Rejet 4 juin 2025
Commentaire • 0
Sur la décision
| Référence : | TA Melun, 3e ch., 4 juin 2025, n° 2407881 |
|---|---|
| Juridiction : | Tribunal administratif de Melun |
| Numéro : | 2407881 |
| Type de recours : | Excès de pouvoir |
| Dispositif : | Rejet |
| Date de dernière mise à jour : | 14 juin 2025 |
Texte intégral
Vu la procédure suivante :
Par une requête et un mémoire complémentaire, enregistrés les 28 juin 2024 et 14 mai 2025, M. B A, représenté par Me Soria, demande au tribunal dans le dernier état de ses écritures :
1°) d’annuler l’arrêté du 15 avril 2024 par lequel la préfète du Val-de-Marne a refusé de lui délivrer le titre de séjour qu’il sollicitait, l’a obligé à quitter le territoire français et a fixé le pays de destination ;
2°) d’enjoindre au préfet du Val-de-Marne de réexaminer sa situation ou de lui délivrer un titre de séjour portant la mention « salarié », dans le délai d’un mois à compter de la notification du jugement à intervenir, sous astreinte de 150 euros par jour de retard et, à titre subsidiaire, d’enregistrer sa demande de titre de séjour et de lui en délivrer récépissé ou, à défaut, de lui fixer un rendez-vous lui permettant de déposer sa demande de titre de séjour dans un délai de quinze jours sous la même condition d’astreinte ;
3°) de mettre à la charge de l’Etat une somme de 1 500 euros en application des dispositions de l’article L. 761-1 du code de justice administrative.
Le requérant soutient que :
En ce qui concerne la décision de refus de séjour :
— elle est entachée d’un défaut de motivation ;
— elle est entachée d’une erreur de droit ;
— elle est entachée d’une erreur manifeste d’appréciation ;
— elle méconnaît les stipulations de l’article 8 de la convention européenne de sauvegarde des droits de l’homme et des libertés fondamentales.

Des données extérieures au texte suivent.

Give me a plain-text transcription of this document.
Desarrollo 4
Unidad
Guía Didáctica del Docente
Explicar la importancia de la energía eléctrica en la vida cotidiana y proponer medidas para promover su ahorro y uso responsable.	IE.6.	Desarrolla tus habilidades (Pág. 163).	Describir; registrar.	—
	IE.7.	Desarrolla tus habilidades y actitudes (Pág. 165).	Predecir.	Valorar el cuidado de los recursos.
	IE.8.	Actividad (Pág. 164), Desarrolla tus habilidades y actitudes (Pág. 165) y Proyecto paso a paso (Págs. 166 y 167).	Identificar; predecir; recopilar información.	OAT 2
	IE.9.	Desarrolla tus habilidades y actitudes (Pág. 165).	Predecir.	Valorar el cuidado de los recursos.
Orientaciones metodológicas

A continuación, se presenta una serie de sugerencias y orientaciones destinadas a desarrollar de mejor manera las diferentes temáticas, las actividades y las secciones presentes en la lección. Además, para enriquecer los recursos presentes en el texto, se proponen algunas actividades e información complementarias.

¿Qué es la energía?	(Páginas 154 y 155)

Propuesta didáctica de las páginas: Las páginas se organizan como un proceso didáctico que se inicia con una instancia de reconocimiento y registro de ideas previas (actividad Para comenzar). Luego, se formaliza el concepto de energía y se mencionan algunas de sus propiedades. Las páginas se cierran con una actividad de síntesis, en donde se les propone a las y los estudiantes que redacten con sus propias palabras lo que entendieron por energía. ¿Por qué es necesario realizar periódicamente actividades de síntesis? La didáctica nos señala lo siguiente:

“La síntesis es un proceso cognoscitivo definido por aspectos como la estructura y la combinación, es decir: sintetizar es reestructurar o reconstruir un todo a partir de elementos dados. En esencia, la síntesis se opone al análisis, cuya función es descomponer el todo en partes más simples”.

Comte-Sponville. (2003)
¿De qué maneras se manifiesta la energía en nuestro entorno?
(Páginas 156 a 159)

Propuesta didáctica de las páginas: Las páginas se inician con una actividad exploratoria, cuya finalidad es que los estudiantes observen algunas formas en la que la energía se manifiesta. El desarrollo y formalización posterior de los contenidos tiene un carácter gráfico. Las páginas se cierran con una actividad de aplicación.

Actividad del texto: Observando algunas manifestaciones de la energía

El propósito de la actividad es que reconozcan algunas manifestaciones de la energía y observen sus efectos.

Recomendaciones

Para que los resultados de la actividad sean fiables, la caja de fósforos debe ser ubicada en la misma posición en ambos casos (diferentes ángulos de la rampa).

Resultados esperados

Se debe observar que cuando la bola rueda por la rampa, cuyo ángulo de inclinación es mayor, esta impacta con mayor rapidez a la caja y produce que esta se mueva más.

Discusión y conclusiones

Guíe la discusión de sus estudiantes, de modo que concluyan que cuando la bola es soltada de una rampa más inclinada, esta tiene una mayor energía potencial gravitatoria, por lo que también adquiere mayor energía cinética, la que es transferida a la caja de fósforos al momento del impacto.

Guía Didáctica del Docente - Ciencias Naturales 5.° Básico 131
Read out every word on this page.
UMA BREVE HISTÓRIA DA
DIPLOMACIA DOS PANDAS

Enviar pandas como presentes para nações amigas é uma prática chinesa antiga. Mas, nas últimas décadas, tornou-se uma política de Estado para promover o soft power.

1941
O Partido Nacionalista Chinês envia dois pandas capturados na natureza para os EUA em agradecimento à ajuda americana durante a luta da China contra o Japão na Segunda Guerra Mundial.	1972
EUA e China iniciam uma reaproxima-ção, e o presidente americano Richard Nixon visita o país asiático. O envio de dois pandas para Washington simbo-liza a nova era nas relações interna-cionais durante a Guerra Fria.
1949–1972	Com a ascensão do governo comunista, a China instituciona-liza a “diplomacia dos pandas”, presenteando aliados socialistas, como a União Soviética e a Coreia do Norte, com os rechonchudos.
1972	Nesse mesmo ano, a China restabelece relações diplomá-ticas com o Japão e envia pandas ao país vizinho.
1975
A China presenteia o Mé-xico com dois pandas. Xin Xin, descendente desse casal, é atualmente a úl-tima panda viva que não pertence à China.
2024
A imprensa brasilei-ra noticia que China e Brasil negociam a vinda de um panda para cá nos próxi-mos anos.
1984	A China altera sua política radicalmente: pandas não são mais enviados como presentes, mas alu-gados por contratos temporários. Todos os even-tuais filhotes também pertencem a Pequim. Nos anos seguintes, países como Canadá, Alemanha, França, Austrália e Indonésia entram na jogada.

En ce qui concerne la décision portant obligation de quitter le territoire français :
— elle méconnaît les stipulations des articles 8 de la convention européenne de sauvegarde des droits de l’homme et des libertés fondamentales et 3-1 de la convention internationale relative aux droits de l’enfant ;
— elle est entachée d’une erreur manifeste d’appréciation.
La requête a été transmise à la préfète du Val-de-Marne qui n’a pas produit d’observations en défense.
Vu les autres pièces du dossier.
Vu :
— la convention européenne de sauvegarde des droits de l’homme et des libertés fondamentales ;
— la convention internationale relative aux droits de l’enfant ;
— le code de l’entrée et du séjour des étrangers et du droit d’asile ;
— l’arrêté du 27 décembre 2016 relatif aux conditions d’établissement et de transmission des certificats médicaux, rapports médicaux et avis mentionnés aux articles R. 313-22, R. 313-23 et R. 511-1 du code de l’entrée et du séjour des étrangers et du droit d’asile ;
— l’arrêté du 5 janvier 2017 fixant les orientations générales pour l’exercice par les médecins de l’Office français de l’immigration et de l’intégration, de leurs missions, prévues à l’article L. 313-11 (11°) du code de l’entrée et du séjour des étrangers et du droit d’asile ;
— le code de justice administrative.
Les parties ont été régulièrement averties du jour de l’audience.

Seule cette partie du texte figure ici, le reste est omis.